Que les parcours en CAP puissent se faire en 1, 2 ou 3 ans, le SNUEP-FSU y est favorable, tant les publics qui y entrent sont variés. Mais ce que cette réforme veut imposer va largement aggraver les conditions de travail des enseignant·es qui interviennent dans ces sections, puisqu’il s’agit de mélanger dans un même groupe classe les élèves formés sur ces 3 durées différentes ! Nombre de questions se posent : en quelle année de formation s’insèreront les élèves formés en 1 an ? En 1re année pour acquérir les bases nécessaires, ou en 2de année pour valider l’examen ? Comme les sections de CAP accueillent aussi des élèves issus de SEGPA ou de 3ème prépa-pro, certain·es ont besoin d’une 3ème année pour réussir. Des préconisations du ministre demandent que cette 3ème année ne soit pas un redoublement.

Comment organiser les classes pour y parvenir ?

Si la durée classique de formation reste fixée à 2 ans, un changement dans celle-ci doit être demandé par l’élève devenant candidat·e et la décision finale reviendra au recteur·trice. L’avis des enseignant·es sera recueilli. On se dirige ainsi vers une gestion au cas par cas et le ministère compte sur l’aptitude de chaque collègue à pratiquer la différenciation pédagogique dans des classes dont les effectifs risquent de s’alourdir…

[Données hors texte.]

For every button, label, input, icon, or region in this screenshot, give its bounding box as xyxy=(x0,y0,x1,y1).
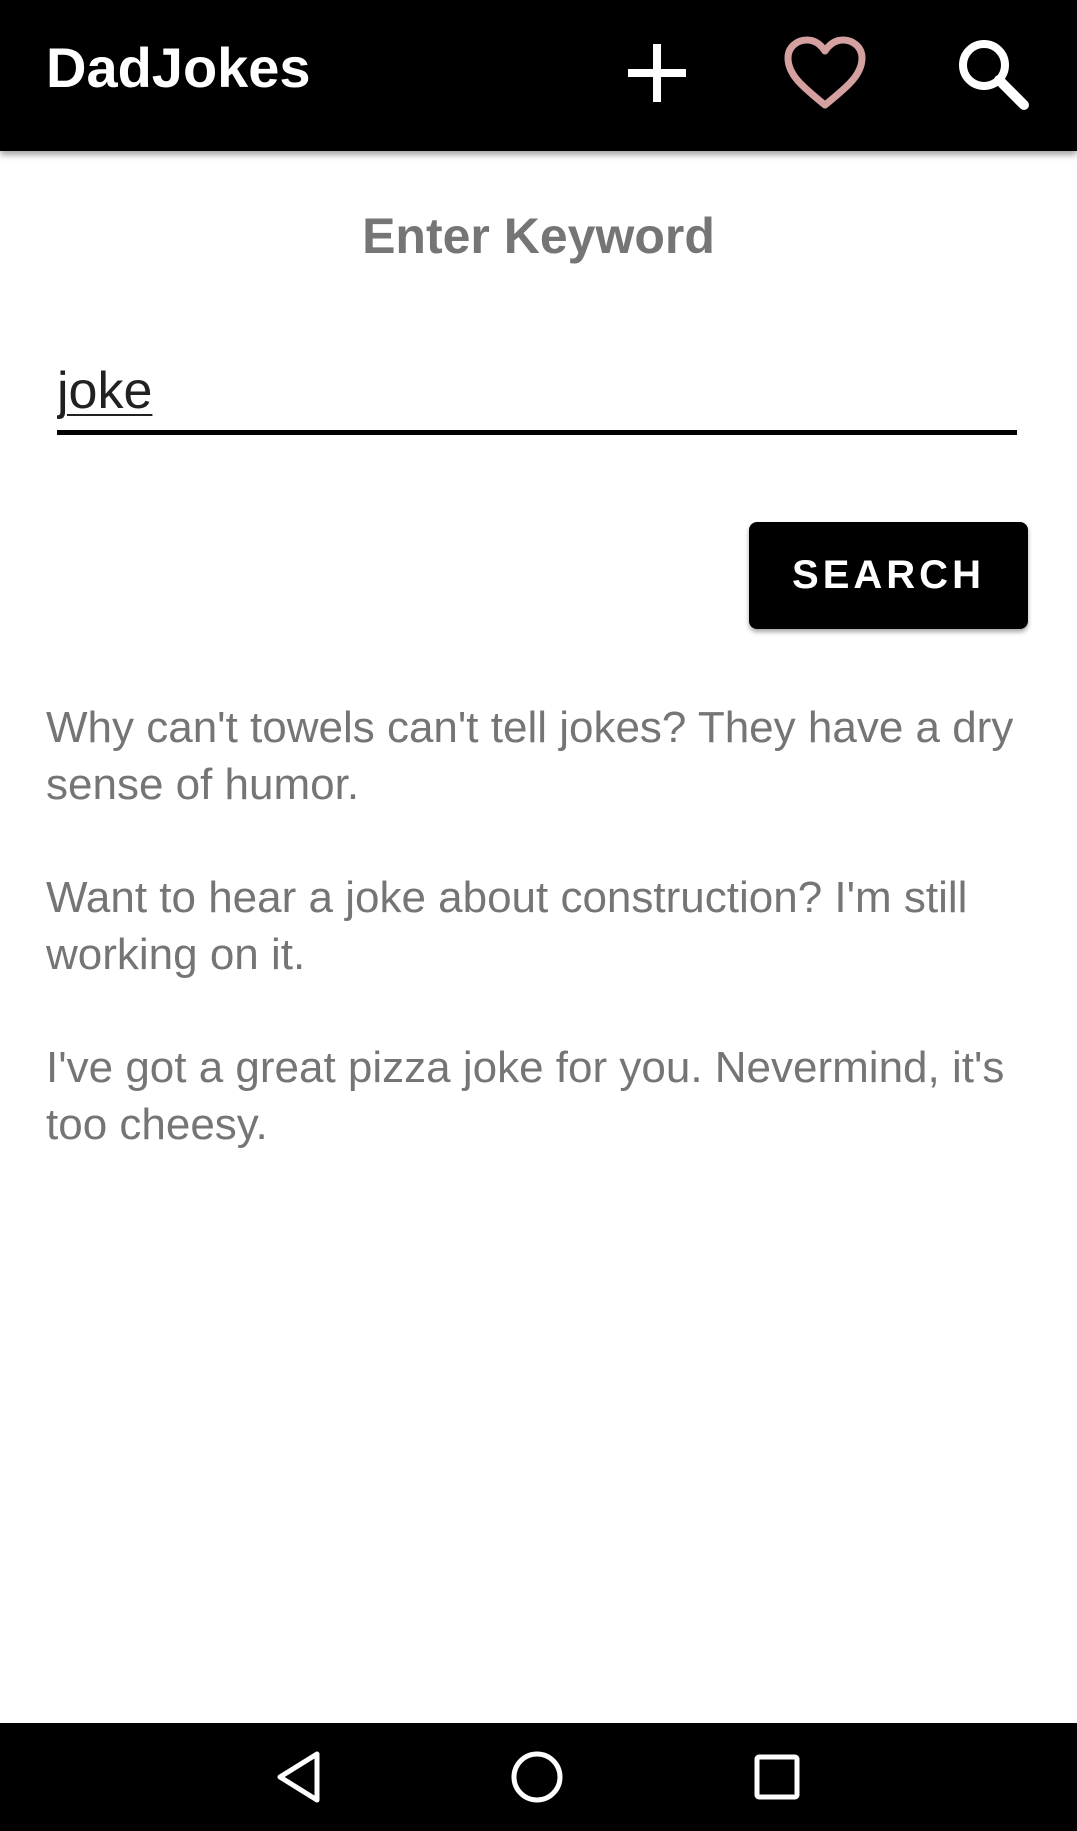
add-joke-button[interactable] xyxy=(612,28,702,118)
back-triangle-icon xyxy=(277,1751,320,1803)
search-button[interactable]: SEARCH xyxy=(749,522,1028,629)
keyword-field[interactable] xyxy=(57,351,1017,435)
keyword-input[interactable] xyxy=(57,351,1017,430)
search-screen: Enter Keyword SEARCH Why can't towels ca… xyxy=(0,151,1077,1723)
home-button[interactable] xyxy=(507,1747,567,1807)
heart-icon xyxy=(784,36,866,109)
joke-item: Why can't towels can't tell jokes? They … xyxy=(46,703,1014,809)
system-nav-bar xyxy=(0,1723,1077,1831)
recents-square-icon xyxy=(754,1754,800,1800)
joke-item: Want to hear a joke about construction? … xyxy=(46,873,968,979)
app-bar: DadJokes xyxy=(0,0,1077,151)
plus-icon xyxy=(628,44,686,102)
favorites-button[interactable] xyxy=(780,28,870,118)
search-toolbar-button[interactable] xyxy=(947,28,1037,118)
search-icon xyxy=(959,40,1029,110)
back-button[interactable] xyxy=(268,1747,328,1807)
app-title: DadJokes xyxy=(46,36,311,99)
home-circle-icon xyxy=(511,1751,563,1803)
recents-button[interactable] xyxy=(747,1747,807,1807)
keyword-heading: Enter Keyword xyxy=(362,208,715,264)
jokes-list: Why can't towels can't tell jokes? They … xyxy=(46,699,1036,1209)
joke-item: I've got a great pizza joke for you. Nev… xyxy=(46,1043,1005,1149)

À l’impossible, nul n’étant tenu, le SNUEP-FSU revendique des répartitions par année (1, 2 et 3) des classes de CAP, tant dans les CA portant sur la DHG que lors des conseils d’enseignement.

Chef-d’oeuvre : toujours présent en CAP

Projet pluridisciplinaire, faisant intervenir plusieurs enseignant·es, il est intégré aux référentiels de certification des diplômes et donc donne lieu à une évaluation pour chaque élève.

En fonction des projets, l’intervention de plusieurs professeur·es est nécessaire. Cela demande une certaine « souplesse » dans l’utilisation des moyens. Ce dispositif est donc souvent financé en HSE, notamment pour les professeur·es des disciplines générales.

Le problème majeur est qu’aucun moyen n’est alloué à la concertation pédagogique pourtant nécessaire tout au long de l’année.